In contrast, EVIs are derived from traditional neuropsychological tests subsequently co-opted as PVTs (Committee on Psychological Testing, 2015). EVIs have several advantages over free-standing PVIs, including being cost-effective (Boone, 2013; Erdodi, Abeare, Lichtenstein, Erdodi, & Linnea, 2017; Erdodi, Hurtubise, et al., 2018c) and more resistant to coaching, in that examinees are less likely to be able to identify them as PVTs in comparison to their free-standing counterparts (Chafetz et al., 2015; Miele, Gunner, Lynch, & McCaffrey, 2012). In addition, relying on EVIs reduces the demand on the examinee’s mental stamina, which can be particularly useful when testing young children and medically or emotionally fragile patients (Lichtenstein et al., 2017). The main liability inherent in relying on EVIs to determine the credibility of a given response set is that separating ability from performance validity is more difficult and not without controversy (Erdodi & Lichtenstein, 2017).

The Finger Tapping Test (FTT; Reitan, 1969) is a measure of simple motor speed that has subsequently demonstrated its potential for use as an EVI (Heaton et al., 1978; Mittenberg, Rotholc, Russell, & Heilbronner, 1996; Rapport, Farchione, Coleman, & Axelrod, 1998). During the FTT, examinees are instructed to tap a lever attached to a mechanical counter using their extended index finger for 10 s at a time as fast as they can, over at least five consecutive trials. This procedure is then repeated for the non-dominant hand. Once the FTT is completed, the trials are averaged to create a summary score for each hand, which is used to establish the individual’s relative standing. The raw score performance of the FTT is used to compare oscillation speed between the dominant and non-dominant hands in order to infer the integrity of the cortical motor areas and the efferent motor pathways (Schatz, 2011).

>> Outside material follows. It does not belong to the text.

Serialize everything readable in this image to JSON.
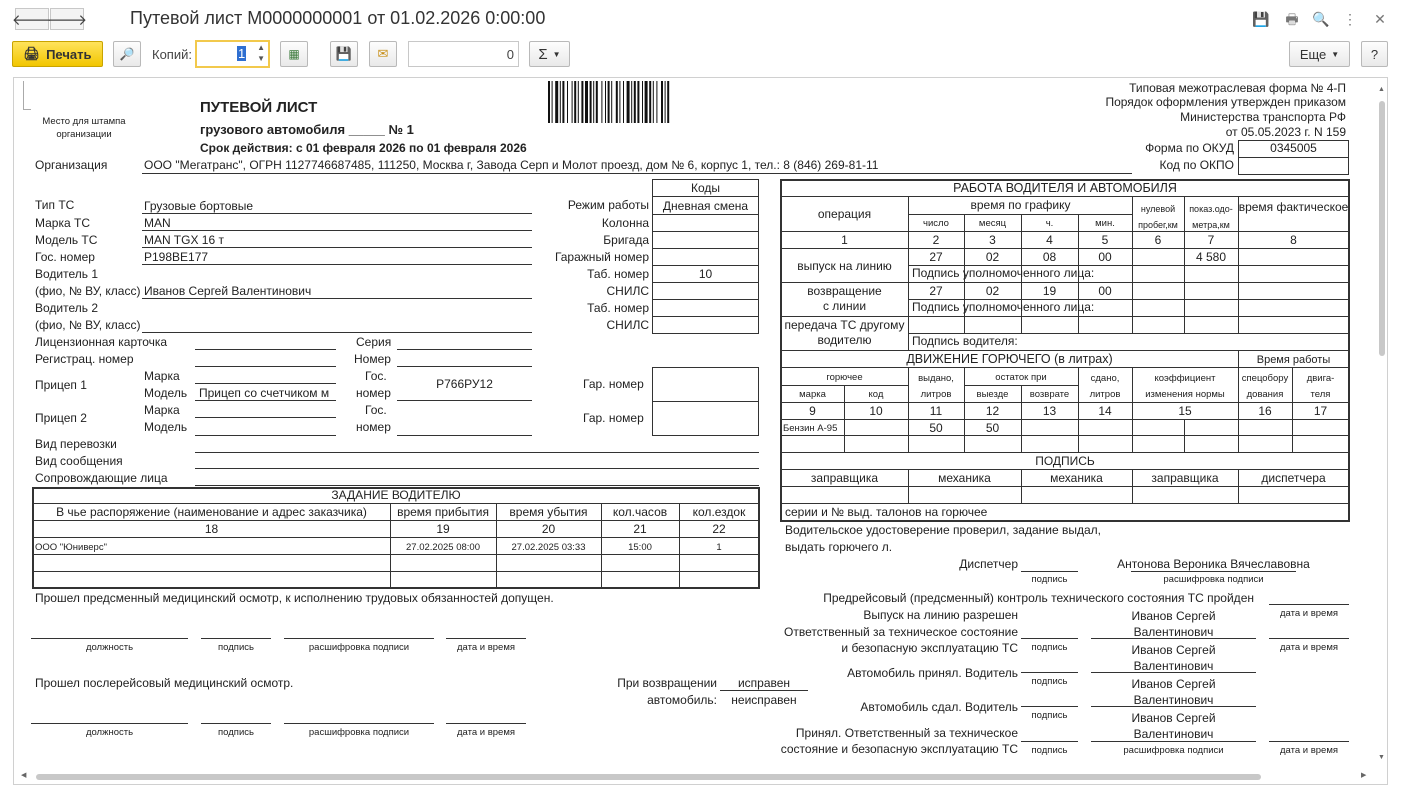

Historically, the potential of motor measures to evaluate credible performance has received less attention than measures assessing other cognitive domains, such as memory—especially the two-alternative forced choice recognition paradigm (Baker, Connery, Kirk, & Kirkwood, 2014; Bauer, Yantz, Ryan, Warden, & McCaffrey, 2005; Blaskewitz, Merten, & Brockhaus, 2009; Bortnik et al., 2010; Greve et al., 2009; Lu, Boone, Cozolino, & Mitchell, 2003; Reedy et al., 2013; Wolfe et al., 2010). However, their ability to separate valid from invalid response sets has longstanding empirical support. The FTT demonstrated its ability to perform as an EVI in multiple studies in which participants feigned head injuries to determine if individuals with non-credible performance can be differentiated from those with true head injuries (Greiffenstein, Baker, & Gola, 1996; Heaton et al., 1978; Rapport et al., 1998). Feigning participants demonstrated abnormally poor and inconsistent performance patterns (i.e., performing worse on simple motor tests, such as the FTT, than on more complex measures, such as the Grooved Pegboard Test; Matthews & Klove, 1964). Overall, the existing evidence suggests that the FTT can help separate examinees who are feigning injuries from those with genuine motor deficits. However, early studies stopped short of introducing specific cutoffs to separate credible from non-credible response sets (Erdodi et al., 2017c).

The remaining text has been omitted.